L’idée de réunir les deux vedettes dans une comédie romantique était plus que chouette. (Avouez que, comme nous, vous avez affiché un sourire béat en découvrant la bande-annonce prometteuse de French Kiss.) L’histoire? Fred, un mec abonné aux rencontres sans lendemain, tombe soudainement fou amoureux de Juliette, une bibliothécaire solitaire. Celle-ci croit qu’il s’agit d’un ancien camarade de classe, et le pauvre n’ose pas lui avouer qu’il y a erreur sur la personne. S’ensuit alors une histoire sentimentale compliquée où plane le vilain spectre du mensonge, lequel sera escorté de joyeux quiproquos. «Juliette et Fred sont très différents, et c’est un peu pour cette raison qu’ils sont attirés l’un par l’autre, explique le réalisateur Sylvain Archambault (Piché: entre ciel et terre). Ils sont complémentaires. On peut dire la même chose du duo Bonnier-Legault: Céline est très douce et discrète, tandis que Claude a un côté social exacerbé. Ils se complètent à merveille!»

S’il est vrai que Claude est volubile et Céline plus réservée, ils ne pensent vraiment qu’à rigoler quand ils sont ensemble. La preuve.

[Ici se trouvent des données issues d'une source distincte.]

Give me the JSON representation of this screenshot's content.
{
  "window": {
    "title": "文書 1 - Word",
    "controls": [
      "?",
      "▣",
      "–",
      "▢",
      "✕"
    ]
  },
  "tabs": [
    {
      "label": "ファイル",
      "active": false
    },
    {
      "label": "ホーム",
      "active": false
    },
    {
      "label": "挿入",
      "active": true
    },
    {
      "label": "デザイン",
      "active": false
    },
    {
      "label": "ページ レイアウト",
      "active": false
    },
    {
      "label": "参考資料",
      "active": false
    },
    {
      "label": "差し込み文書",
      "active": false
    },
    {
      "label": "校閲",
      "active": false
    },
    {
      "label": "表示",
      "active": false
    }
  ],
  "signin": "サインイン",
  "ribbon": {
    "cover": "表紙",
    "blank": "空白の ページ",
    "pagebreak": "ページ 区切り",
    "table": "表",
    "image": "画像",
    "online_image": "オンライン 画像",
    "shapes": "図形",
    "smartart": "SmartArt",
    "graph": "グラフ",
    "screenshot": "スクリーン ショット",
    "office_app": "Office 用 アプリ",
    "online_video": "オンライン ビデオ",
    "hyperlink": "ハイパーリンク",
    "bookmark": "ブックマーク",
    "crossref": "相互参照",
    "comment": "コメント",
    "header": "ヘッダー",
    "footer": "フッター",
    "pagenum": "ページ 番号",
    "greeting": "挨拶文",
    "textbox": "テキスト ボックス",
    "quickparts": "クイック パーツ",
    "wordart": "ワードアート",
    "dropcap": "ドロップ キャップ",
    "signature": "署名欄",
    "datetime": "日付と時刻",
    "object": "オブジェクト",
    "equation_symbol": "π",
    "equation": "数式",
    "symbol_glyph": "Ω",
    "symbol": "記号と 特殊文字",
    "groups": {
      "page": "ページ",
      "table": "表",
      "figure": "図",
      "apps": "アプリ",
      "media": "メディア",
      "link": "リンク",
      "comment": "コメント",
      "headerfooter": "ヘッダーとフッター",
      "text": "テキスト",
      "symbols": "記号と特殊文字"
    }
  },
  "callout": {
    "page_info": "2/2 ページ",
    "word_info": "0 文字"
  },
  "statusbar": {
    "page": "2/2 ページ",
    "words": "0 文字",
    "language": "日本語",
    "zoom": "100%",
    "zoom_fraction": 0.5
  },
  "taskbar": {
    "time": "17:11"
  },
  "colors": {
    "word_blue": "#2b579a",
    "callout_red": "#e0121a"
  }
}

Votre film s’intitule French Kiss… Peut-on en conclure que vous vous êtes beaucoup embrassés sur le plateau?

CLAUDE LEGAULT Mets-en! C’est fou comme on a «frenché»!

Parlez-nous de votre premier baiser…

CLAUDE Oh, je pense que ça s’est passé au cours d’une scène en voiture. À l’origine, nos personnages ne devaient pas s’embrasser: Fred devait simplement raccompagner Juliette chez elle. Mais une fois qu’on a eu terminé la séquence telle qu’elle avait été écrite, Sylvain a continué de nous filmer et nous a demandé d’improviser une scène d’amour.

CÉLINE BONNIER Puis comme la caméra tournait encore, ben on l’a fait!

CLAUDE Sylvain nous balançait plein de directives: «Lâche le volant! Embrasse-la! Déshabille-toi! Vite, enlève sa blouse!» (rires) Ç’a été ça, notre premier french! (À Céline, qui rigole en se rappelant ce moment:) On a ri en tabarouette, hein?

Diriez-vous que, dans une comédie romantique, la chimie entre les deux acteurs est essentielle?

CLAUDE On aurait pu simplement être professionnels et faire la job. Mais ça n’aurait pas été aussi agréable. Sans chimie, tu te prives d’un bon 30 % de bonheur et d’efficacité sur un plateau. C’est du gaspillage! (À Céline, qui croque à ce moment-là dans une pomme:) Voyons, tu fais donc ben du bruit! (rires)

 

Comment vous êtes-vous préparés à jouer vos scènes d’amour?

CLAUDE Avant le début du tournage, je me suis brossé les dents pendant deux jours! Soie dentaire. Gargarisme. Toute la patente!

CÉLINE Mais après quelques jours, on s’est calmés. À la place, on s’est juste mis à manger les mêmes affaires. C’était plus simple. Le midi, on se demandait: «Toi, prends-tu des oignons?» (rires)

CLAUDE On niaise, mais il faut faire attention à ces choses-là…

CÉLINE Ben là, pas tant que ça!

CLAUDE Un peu, quand même! J’ai déjà eu une partenaire qui n’était pas agréable à embrasser. C’était assez ordinaire, mettons.

Dans le film, il y a des séquences intimes au lit. Comment vous sentiez-vous avant de les jouer?

CLAUDE Moi, j’avais assez peur que mes 12 maîtresses capotent et débarquent sur le plateau! (rires)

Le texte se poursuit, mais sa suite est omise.